I libri di riferimento essenziali per gli studenti di type design sono pochi. Si tratta di un’industria relativamente reticente e un po’ miope, in cui chi vi opera raramente desidera condividere le proprie conoscenze e abilità, forse comprensibilmente, dal momento che il loro pubblico non è generalista. Le pubblicazioni più importanti sono i cataloghi delle grandi Type Foundry (le compagnie che disegnavano e distribuivano i caratteri tipografici) del XX secolo – Monotype, Linotype, Berthold e American Type Founders in particolare. Le persone interessate al type design dovrebbero anche conoscere il lavoro delle Type Foundry contemporanee, sia grandi che piccole, stando sempre attenti alla provenienza di nuovi progetti soprattutto quando si cerca online. Tra le pubblicazioni eccellenti raccomando le recenti opere di Verlag Hermann Schmidt, Futura, e Birkhauser, Adrian Frutiger Typefaces, come monografie esemplari.
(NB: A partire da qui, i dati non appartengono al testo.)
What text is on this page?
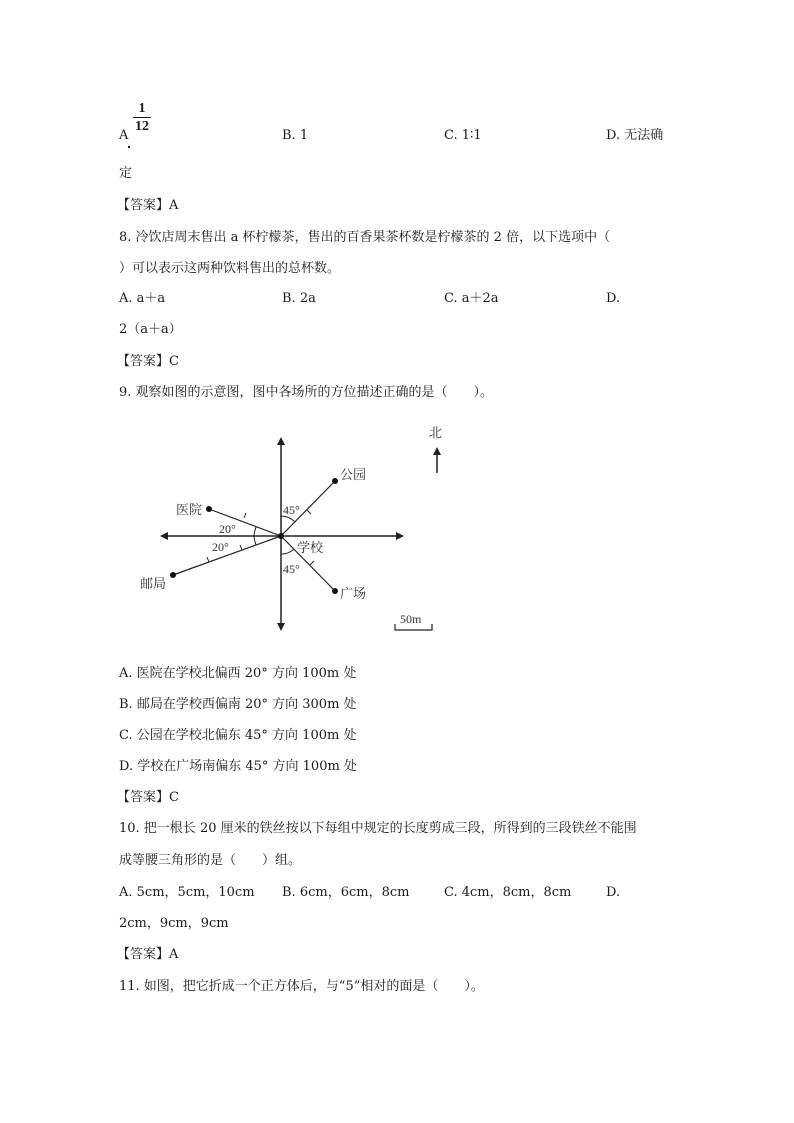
A
1
12
B. 1	C. 1∶1	D. 无法确
定
【答案】A
8. 冷饮店周末售出 a 杯柠檬茶，售出的百香果茶杯数是柠檬茶的 2 倍，以下选项中（
）可以表示这两种饮料售出的总杯数。
A. a＋a	B. 2a	C. a＋2a	D.
2（a＋a）
【答案】C
9. 观察如图的示意图，图中各场所的方位描述正确的是（　　）。
医院
邮局
公园
广场
学校
20°
20°
45°
45°
北
50m
A. 医院在学校北偏西 20° 方向 100m 处
B. 邮局在学校西偏南 20° 方向 300m 处
C. 公园在学校北偏东 45° 方向 100m 处
D. 学校在广场南偏东 45° 方向 100m 处
【答案】C
10. 把一根长 20 厘米的铁丝按以下每组中规定的长度剪成三段，所得到的三段铁丝不能围
成等腰三角形的是（　　）组。
A. 5cm，5cm，10cm B. 6cm，6cm，8cm	C. 4cm，8cm，8cm	D.
2cm，9cm，9cm
【答案】A
11. 如图，把它折成一个正方体后，与“5”相对的面是（　　）。
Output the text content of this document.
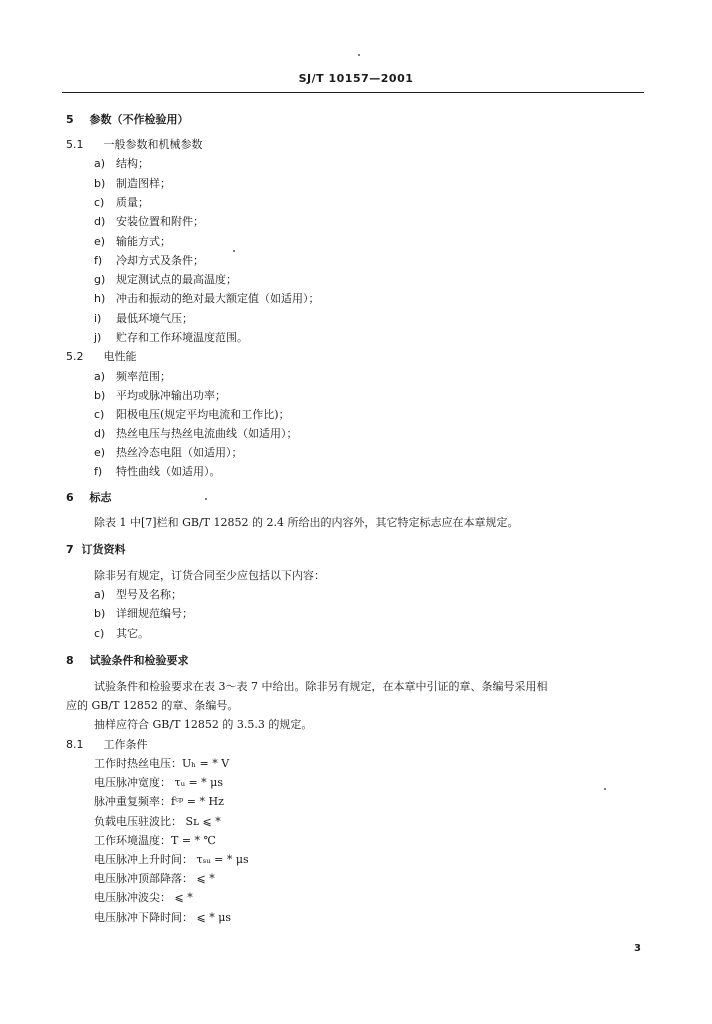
SJ/T 10157—2001
5 参数（不作检验用）
5.1 一般参数和机械参数
a) 结构；
b) 制造图样；
c) 质量；
d) 安装位置和附件；
e) 输能方式；
f) 冷却方式及条件；
g) 规定测试点的最高温度；
h) 冲击和振动的绝对最大额定值（如适用）；
i) 最低环境气压；
j) 贮存和工作环境温度范围。
5.2 电性能
a) 频率范围；
b) 平均或脉冲输出功率；
c) 阳极电压(规定平均电流和工作比)；
d) 热丝电压与热丝电流曲线（如适用）；
e) 热丝冷态电阻（如适用）；
f) 特性曲线（如适用）。
6 标志
除表 1 中[7]栏和 GB/T 12852 的 2.4 所给出的内容外，其它特定标志应在本章规定。
7 订货资料
除非另有规定，订货合同至少应包括以下内容：
a) 型号及名称；
b) 详细规范编号；
c) 其它。
8 试验条件和检验要求
试验条件和检验要求在表 3～表 7 中给出。除非另有规定，在本章中引证的章、条编号采用相
应的 GB/T 12852 的章、条编号。
抽样应符合 GB/T 12852 的 3.5.3 的规定。
8.1 工作条件
工作时热丝电压：Uₕ = * V
电压脉冲宽度： τᵤ = * μs
脉冲重复频率：fᶜᵖ = * Hz
负载电压驻波比： Sʟ ⩽ *
工作环境温度：T = * ℃
电压脉冲上升时间： τₛᵤ = * μs
电压脉冲顶部降落： ⩽ *
电压脉冲波尖： ⩽ *
电压脉冲下降时间： ⩽ * μs
3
5) Quanto la tecnologia digitale ha trasformato la produzione e l’ideazione di nuovi font?
Radicalmente e irrevocabilmente, come ogni altra cosa nel regno digitale. Alcuni dicono che, di conseguenza, stiamo assistendo a un’età dell’oro del type design con tipi di caratteri più eleganti, efficaci e sofisticati, prodotti da una comunità sempre più matura di type designer. Altri credono che, dal momento che la mediazione digitale ha restituito la comunicazione visiva allo stato di uno strumento per chiunque abbia un computer da usare a piacimento, la qualità è diluita e degradata. Solo il tempo lo dirà.
6) Come è cambiata l’industria del print design con l’importanza sempre più pressante del digitale?
Sebbene i media digitali siano ormai prevalenti, ovviamente, non hanno sostituito la stampa in modo così drastico come alcuni hanno suggerito. Spesso tendiamo a vedere cose differenti come opposte, ad esempio l’idea che la stampa sia completamente morta perché ora accediamo alla maggior parte delle informazioni attraverso gli schermi. Ma ci sono molte prove che suggeriscono che sia i vecchi che i nuovi media possono coesistere e che probabilmente continueranno a farlo. È passato molto tempo da quando la stampa e l’editoria erano gli unici veicoli della comunicazione di massa, anche se in qualche modo la stampa rimane più interattiva, più immediata e più personale delle sue controparti digitali e, diversamente da loro, avrà sempre il merito di tenere un valore proporzionato a ciò che è stato investito in esso.
La pubblicazione sotto forma di libro è stato senza dubbio il mezzo più appropriato per The Visual History of Type, perché fornisce una stretta corrispondenza tra forma e contenuto: gran parte della sua materia si riferisce direttamente alla stampa. Al momento non esiste un equivalente digitale per un simile impegno. Sarebbe meraviglioso vedere The Visual History of Type sviluppato come un sito web con un database relazionale in continua espansione, a condizione che la modifica, la cura e la riproduzione siano conformi a standard meticolosamente elevati.
7) Parliamo quindi del futuro: quanto si può ancora sperimentare con i caratteri tipografici, il mondo ha bisogno di nuovi font?
Max Kisman ha sottolineato molti anni fa che qualsiasi cosa può essere un carattere tipografico – questo rimane un assioma valido. Tutto dipende dalla definizione di un “carattere tipografico”.
Inoltre, se il mondo non ha più bisogno di caratteri tipografici, non ha più bisogno di nulla. Sembreremmo tutti uguali, vestiti allo stesso modo, mangeremmo lo stesso cibo, canteremmo la stessa canzone, guarderemmo lo stesso spettacolo, ascolteremmo la stessa musica e leggeremmo lo stesso libro.